On this put up, we’ll cowl prewarming: a method that stops any efficiency degradation that follows a database restart. In future posts, we’ll talk about enhancements to the failover course of itself and extra optimizations that carry us nearer to true zero-downtime patching.
The Downside with Chilly Restarts
The problem with restarting PostgreSQL is that in-memory caches (particularly the buffer cache and native file cache) are misplaced. Regardless that the database is again on-line in a short time (1 second @ P99), the workload could expertise a slowdown within the first minutes after restart – we noticed a ~70% discount in pgbench TPS. This is because of a low cache hit ratio whereas knowledge is learn again from storage and the cache warms up. Whereas this may look like solely a efficiency drawback, it may be an availability subject if the slowdown is extreme sufficient that the database can not sustain with the workload and timeouts happen.
Methods to handle this exist in Postgres: pg_prewarm can be utilized to heat up buffer caches. Nevertheless, this runs after a restart when the workload is already impacted. Streaming replication can be utilized to arrange a duplicate, which will be prewarmed earlier than failing over to it (selling it to major). Nevertheless, this requires making a full duplicate and punctiliously orchestrating the prewarming earlier than failover.

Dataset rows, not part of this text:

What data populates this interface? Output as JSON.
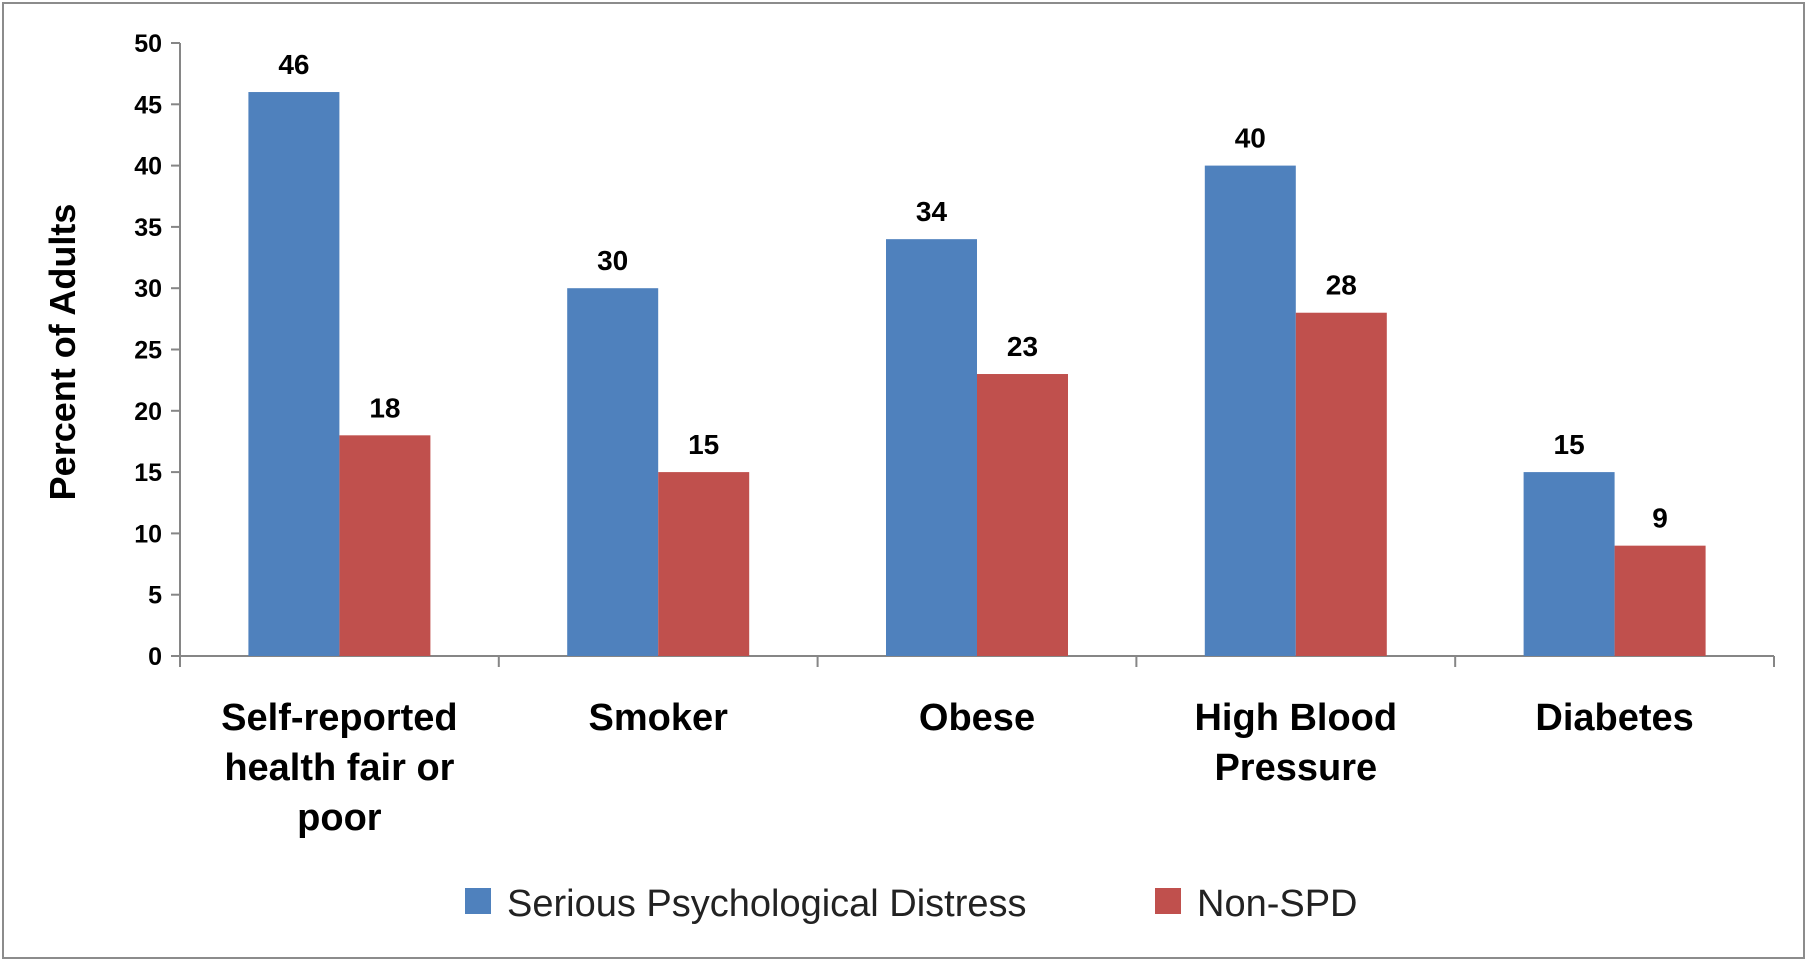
{
  "chart_data": {
    "type": "bar",
    "title": "",
    "xlabel": "",
    "ylabel": "Percent of Adults",
    "ylim": [
      0,
      50
    ],
    "yticks": [
      0,
      5,
      10,
      15,
      20,
      25,
      30,
      35,
      40,
      45,
      50
    ],
    "grid": false,
    "legend_position": "bottom",
    "categories": [
      [
        "Self-reported",
        "health fair or",
        "poor"
      ],
      [
        "Smoker"
      ],
      [
        "Obese"
      ],
      [
        "High Blood",
        "Pressure"
      ],
      [
        "Diabetes"
      ]
    ],
    "series": [
      {
        "name": "Serious Psychological Distress",
        "color": "#4f81bd",
        "values": [
          46,
          30,
          34,
          40,
          15
        ]
      },
      {
        "name": "Non-SPD",
        "color": "#c0504d",
        "values": [
          18,
          15,
          23,
          28,
          9
        ]
      }
    ]
  }
}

Prewarming on the Lakebase Structure
Within the lakebase structure, we mix stateless, elastic compute nodes with disaggregated, shared storage. The compute nodes make use of native caches to ship most efficiency with out sacrificing serverless properties. Whereas the cache faces the identical cold-start points outlined above, we now have extra choices with the Lakebase structure.
Since Lakebase’s Postgres compute replicas are stateless, we will spin them up and down on demand. We make the most of this and mix it with computerized prewarming on deliberate restarts to reduce the efficiency affect on the workload. That is the way it works:
- A brand new model of Lakebase’s Postgres compute picture turns into obtainable. You obtain a notification and may schedule the restart for a time that works for you.

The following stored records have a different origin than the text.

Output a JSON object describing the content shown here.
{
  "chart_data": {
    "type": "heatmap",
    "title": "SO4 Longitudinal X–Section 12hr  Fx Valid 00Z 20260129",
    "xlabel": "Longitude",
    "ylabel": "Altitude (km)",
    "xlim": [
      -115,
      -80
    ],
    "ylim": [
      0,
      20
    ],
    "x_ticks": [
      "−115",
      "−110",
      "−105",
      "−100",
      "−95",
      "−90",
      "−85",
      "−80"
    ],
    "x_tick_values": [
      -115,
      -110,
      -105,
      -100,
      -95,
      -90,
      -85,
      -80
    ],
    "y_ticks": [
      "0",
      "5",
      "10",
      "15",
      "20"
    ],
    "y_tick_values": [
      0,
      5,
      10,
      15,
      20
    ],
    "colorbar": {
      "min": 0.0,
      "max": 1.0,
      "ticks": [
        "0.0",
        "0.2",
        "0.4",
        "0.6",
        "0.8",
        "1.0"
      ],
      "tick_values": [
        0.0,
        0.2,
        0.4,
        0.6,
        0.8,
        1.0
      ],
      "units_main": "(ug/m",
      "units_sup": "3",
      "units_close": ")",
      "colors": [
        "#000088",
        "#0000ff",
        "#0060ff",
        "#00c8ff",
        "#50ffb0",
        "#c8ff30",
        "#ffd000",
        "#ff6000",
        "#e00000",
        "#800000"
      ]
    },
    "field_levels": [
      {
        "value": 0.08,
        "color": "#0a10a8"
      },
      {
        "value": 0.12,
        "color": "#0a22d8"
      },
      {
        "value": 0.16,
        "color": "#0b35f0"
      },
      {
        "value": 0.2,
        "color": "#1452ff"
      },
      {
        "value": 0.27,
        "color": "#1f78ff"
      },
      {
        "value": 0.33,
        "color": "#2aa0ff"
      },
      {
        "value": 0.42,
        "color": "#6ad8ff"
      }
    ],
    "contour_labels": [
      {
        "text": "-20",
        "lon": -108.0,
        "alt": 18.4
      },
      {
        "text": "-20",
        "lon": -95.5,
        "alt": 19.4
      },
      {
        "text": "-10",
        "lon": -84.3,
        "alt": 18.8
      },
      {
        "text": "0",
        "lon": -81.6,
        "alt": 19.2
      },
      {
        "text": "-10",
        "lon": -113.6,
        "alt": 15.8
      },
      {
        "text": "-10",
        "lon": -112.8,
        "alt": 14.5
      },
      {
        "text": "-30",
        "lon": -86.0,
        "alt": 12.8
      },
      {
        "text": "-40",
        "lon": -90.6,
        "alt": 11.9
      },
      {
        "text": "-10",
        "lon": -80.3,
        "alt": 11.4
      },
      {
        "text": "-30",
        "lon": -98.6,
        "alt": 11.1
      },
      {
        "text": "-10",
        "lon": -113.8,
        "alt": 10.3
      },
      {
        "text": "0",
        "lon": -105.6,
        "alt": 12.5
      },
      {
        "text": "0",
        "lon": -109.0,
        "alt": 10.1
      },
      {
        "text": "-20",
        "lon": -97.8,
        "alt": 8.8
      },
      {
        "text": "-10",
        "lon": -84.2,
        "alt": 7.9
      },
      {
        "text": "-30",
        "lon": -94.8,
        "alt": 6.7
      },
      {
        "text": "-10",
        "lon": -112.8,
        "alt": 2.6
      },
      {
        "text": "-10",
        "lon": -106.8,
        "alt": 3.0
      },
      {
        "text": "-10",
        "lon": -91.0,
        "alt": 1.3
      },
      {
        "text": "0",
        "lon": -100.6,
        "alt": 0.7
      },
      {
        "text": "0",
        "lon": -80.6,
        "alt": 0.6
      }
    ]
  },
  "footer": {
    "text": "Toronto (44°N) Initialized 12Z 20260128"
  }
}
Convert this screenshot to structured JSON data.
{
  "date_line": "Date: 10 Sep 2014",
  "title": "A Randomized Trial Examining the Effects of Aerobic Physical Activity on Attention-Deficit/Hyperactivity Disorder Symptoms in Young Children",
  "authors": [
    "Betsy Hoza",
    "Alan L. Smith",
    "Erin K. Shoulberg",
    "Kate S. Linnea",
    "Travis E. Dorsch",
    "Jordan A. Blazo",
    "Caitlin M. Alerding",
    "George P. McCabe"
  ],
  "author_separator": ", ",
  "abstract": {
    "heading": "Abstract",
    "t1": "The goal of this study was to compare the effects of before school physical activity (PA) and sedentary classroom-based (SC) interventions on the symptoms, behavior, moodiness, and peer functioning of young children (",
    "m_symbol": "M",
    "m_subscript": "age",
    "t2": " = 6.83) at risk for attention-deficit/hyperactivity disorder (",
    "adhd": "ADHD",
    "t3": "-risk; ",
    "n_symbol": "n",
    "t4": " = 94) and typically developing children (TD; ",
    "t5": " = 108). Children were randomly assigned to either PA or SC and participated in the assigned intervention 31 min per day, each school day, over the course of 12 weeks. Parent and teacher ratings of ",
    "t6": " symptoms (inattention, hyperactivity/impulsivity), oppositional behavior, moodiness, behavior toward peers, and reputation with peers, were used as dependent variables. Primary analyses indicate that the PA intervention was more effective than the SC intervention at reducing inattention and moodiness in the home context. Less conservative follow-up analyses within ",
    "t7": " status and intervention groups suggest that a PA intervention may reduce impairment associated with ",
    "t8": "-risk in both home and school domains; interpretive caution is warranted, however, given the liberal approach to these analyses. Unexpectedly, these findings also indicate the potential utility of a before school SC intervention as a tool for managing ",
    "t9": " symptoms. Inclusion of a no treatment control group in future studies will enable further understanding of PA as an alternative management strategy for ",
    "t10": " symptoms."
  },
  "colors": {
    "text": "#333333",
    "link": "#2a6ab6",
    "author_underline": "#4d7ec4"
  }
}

- Shortly earlier than the scheduled time, our management aircraft spins up a brand new Postgres compute within the background. You don’t see it, and also you’re not billed for it. The present major’s workload is unaffected.
- A listing of pages within the present major’s cache is shipped to the brand new compute. The brand new compute hundreds these pages into cache from our shared storage tier with out impacting the first.

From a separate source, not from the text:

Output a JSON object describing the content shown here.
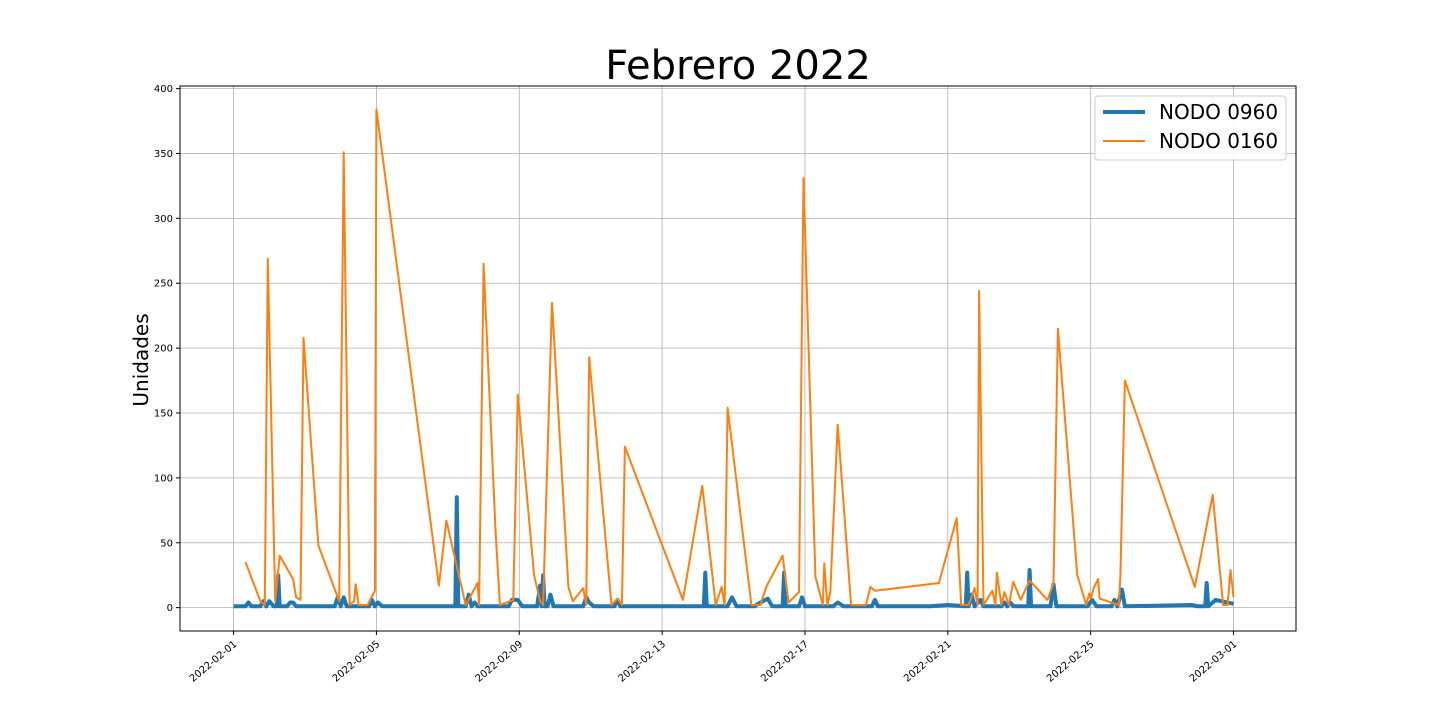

- The brand new compute subscribes to the WAL (write-ahead log) to maintain its cache updated. For effectivity, in contrast to a standard Postgres duplicate, it will possibly ignore all WAL data that don’t have an effect on its cache. It will get the WAL from our Safekeepers, placing no further load on the first compute.
- When prewarming is full, we rapidly shut down the outdated major, promote the brand new compute to major, and swap it in. Promotion makes use of the usual pg_promote from OSS Postgres and doesn’t restart the database server.
Earlier than:
After:
With the lakebase structure, you get this at no further price, with out paying for added replicas. As of in the present day, all deliberate restarts of learn/write endpoints are carried out this fashion with out you having to do something. Quickly we’ll be extending it to read-only endpoints as nicely.
Outcomes
To measure the affect of chilly caches, we ran 10 GB pgbench (scale issue 670) on a database whereas restarting it – first with prewarming enabled, then with out prewarming. The primary chart exhibits a read-only workload (pgbench “choose solely”), whereas the second exhibits a read-write workload (pgbench “easy replace”).
In each instances, we see that throughput recovers almost immediately with prewarming. With out prewarming, restoration is way slower whereas the chilly cache is warming up. The distinction is starkest for the read-only workload as a result of prewarming improves the cache hit ratio which helps reads proportionally greater than writes.